The college sent out its first alert about the shooting at 2:29 a.m., cautioning residents of the hall to stay indoors.     

According to unconfirmed posts on Yik Yak, a geo-location social media app frequently used by college students, a member of the Delta Chi fraternity was the victim killed in the shooting, though authorities declined to identify him pending notification of his family.

NAU allows guns on campus, but they must be in a locked compartment in a vehicle, Fowler said.

Arizona Sen. John McCain and Gov. Doug Ducey offered their condolences.

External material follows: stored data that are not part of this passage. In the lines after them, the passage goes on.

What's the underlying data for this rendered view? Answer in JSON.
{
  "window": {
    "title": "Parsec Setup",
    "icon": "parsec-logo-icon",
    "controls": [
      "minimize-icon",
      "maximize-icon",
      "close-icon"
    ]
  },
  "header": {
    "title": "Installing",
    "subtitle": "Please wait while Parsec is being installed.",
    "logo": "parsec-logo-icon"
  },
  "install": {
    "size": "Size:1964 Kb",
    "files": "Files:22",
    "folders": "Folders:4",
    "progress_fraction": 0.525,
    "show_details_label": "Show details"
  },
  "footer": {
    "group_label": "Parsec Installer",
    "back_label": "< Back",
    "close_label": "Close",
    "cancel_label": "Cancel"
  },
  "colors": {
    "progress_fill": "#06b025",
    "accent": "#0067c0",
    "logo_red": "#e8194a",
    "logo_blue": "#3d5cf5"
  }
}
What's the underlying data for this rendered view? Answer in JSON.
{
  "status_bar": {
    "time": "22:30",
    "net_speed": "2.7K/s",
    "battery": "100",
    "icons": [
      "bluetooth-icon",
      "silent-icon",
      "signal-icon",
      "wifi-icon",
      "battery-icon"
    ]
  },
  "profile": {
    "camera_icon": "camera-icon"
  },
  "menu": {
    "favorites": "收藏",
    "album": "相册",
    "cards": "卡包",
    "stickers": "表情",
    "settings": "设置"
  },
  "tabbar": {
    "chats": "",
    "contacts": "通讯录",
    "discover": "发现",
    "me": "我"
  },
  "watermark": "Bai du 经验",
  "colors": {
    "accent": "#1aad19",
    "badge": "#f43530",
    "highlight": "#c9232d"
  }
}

“I appreciate the efforts of all state and local law enforcement officials, first-responders and school administrators, and continue to pray for the recovery of the injured, as well as all those in the NAU community who have been impacted by this terrible tragedy,” McCain said.

The Arizona shooting comes on the heels of a deadly mass shooting in Oregon last week and marks the 46th campus shooting in the country this year, according to gun control advocacy group Everytown for Gun Safety. 

The shooting raises questions about how the terms “mass shooting” and school shooting are defined. The Arizona shooting, unlike the Oregon shooting, seems to have been the result of a confrontation and not a plan by a single gunman to kill as many people as possible, as is the case in other mass shootings. Both shootings – like the others highlighted by Everytown – occurred either on a campus or on satellite campus facilities, like a dorm.

Clarification: If the definition being used for a mass shooting is one where four or more people were killed, the Arizona shooting was not a mass shooting. The highly-cited Mass Shooting Tracker, however, defines a mass shooting as one where four or more people were shot in one setting, which would put the Arizona shooting in the category of mass shootings and one among close to 300 this year.